The A120 mAb-treatment induces the production of CCR5 binding β-chemokines and the down-modulation of CCR5 expression. PBMCs from 6 donors were activated with anti-CD3/28 mAbs for 1 day, washed, aliquoted and then incubated in the presence of 10 μg/ml A120 mAb or isotype control mAb for an additional day. (a) Changes in the concentrations of MIP-1α, MIP-1β and RANTES in the culture supernatants were assayed by ELISA. (b and c) Cells were analyzed for changes in the cell surface expression of CCR5 and CXCR4 on gated populations of CD4⁺T cells (MFI denotes mean fluorescence intensity). A representative flow cytometry dot blot profile is shown.

Figure 8

The A120 mAb stimulates T cells and monocytes to produce β-chemokines in activated PBMCs.
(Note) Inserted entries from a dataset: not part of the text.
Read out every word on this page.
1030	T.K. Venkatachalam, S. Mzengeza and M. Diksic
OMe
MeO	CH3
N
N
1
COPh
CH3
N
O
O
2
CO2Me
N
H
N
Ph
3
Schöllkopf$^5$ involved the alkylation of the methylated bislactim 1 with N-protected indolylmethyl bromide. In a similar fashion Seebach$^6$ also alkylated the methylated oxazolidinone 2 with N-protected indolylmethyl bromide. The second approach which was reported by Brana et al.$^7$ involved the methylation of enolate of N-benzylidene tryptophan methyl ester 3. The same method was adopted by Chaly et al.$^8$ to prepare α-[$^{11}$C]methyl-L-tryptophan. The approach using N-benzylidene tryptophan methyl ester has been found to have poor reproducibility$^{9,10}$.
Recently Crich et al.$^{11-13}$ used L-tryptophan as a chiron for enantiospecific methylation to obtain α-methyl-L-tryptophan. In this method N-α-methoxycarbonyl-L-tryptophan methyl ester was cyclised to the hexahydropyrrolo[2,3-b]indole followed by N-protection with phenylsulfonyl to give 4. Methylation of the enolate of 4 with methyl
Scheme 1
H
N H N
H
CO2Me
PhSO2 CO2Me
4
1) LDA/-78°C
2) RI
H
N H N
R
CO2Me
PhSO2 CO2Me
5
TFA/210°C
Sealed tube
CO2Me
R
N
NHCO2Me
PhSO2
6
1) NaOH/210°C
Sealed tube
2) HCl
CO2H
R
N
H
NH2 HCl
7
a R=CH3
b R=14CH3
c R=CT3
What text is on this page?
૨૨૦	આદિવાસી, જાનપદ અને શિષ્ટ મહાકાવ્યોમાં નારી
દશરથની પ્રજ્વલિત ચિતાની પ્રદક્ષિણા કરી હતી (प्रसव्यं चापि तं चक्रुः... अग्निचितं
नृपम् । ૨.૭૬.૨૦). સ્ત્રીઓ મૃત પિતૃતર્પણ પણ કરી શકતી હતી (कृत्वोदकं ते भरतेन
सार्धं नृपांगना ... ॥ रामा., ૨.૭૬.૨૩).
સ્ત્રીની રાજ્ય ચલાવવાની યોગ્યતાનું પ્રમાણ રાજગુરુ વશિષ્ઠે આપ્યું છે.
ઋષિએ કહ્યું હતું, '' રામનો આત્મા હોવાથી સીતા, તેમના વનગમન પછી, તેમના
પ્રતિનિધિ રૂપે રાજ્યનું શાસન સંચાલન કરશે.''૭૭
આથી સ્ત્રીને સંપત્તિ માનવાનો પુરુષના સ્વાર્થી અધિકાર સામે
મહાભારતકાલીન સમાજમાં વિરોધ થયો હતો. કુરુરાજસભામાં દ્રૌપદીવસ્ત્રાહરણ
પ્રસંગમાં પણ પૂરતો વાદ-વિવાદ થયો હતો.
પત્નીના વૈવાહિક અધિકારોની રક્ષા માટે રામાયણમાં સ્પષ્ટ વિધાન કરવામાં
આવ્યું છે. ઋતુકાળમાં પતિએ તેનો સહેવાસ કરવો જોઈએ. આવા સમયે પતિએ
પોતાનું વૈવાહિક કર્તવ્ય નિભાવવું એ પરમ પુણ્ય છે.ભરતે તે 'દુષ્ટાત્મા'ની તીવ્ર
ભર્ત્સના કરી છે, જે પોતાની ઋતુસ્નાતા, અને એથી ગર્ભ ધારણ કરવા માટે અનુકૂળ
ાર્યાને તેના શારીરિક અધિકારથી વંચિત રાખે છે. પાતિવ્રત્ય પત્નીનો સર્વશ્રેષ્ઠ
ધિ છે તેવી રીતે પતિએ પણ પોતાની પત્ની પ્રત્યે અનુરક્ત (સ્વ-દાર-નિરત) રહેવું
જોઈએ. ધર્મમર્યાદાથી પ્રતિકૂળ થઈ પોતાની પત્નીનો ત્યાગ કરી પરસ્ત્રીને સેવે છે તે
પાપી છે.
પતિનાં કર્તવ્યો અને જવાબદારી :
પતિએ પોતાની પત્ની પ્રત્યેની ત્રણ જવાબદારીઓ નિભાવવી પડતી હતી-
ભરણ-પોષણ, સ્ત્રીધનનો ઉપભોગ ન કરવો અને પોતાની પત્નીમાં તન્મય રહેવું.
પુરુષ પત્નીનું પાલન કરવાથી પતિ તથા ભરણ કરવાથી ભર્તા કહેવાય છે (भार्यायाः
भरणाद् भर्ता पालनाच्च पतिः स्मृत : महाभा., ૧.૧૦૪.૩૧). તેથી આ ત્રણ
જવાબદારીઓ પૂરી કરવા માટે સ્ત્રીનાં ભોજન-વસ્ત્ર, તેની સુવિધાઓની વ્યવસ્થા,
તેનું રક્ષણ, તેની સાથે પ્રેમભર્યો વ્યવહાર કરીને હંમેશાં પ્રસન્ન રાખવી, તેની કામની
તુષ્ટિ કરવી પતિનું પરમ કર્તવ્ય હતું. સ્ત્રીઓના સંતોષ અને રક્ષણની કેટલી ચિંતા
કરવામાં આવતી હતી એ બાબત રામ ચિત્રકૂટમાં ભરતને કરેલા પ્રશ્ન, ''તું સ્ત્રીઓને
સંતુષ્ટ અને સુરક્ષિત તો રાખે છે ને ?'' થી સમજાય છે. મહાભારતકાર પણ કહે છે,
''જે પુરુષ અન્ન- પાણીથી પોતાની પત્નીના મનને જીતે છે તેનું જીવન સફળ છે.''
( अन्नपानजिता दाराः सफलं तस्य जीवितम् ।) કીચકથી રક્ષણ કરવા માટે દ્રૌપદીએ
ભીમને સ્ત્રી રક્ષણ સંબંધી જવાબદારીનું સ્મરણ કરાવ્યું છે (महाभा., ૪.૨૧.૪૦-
One day-activated PBMCs were depleted of CD19⁺B cells, CD4⁺T cells, CD8⁺T cells and/or CD14⁺monocytes using immunobeads conjugated with appropriate lineage specific mAbs, and then cultured in the presence of A120 mAb or isotype control mAb for one day. Concentrations of MIP-1α, MIP-1β and RANTES in the culture supernatants were assayed by ELISA. Representative data from three independent experiments are shown.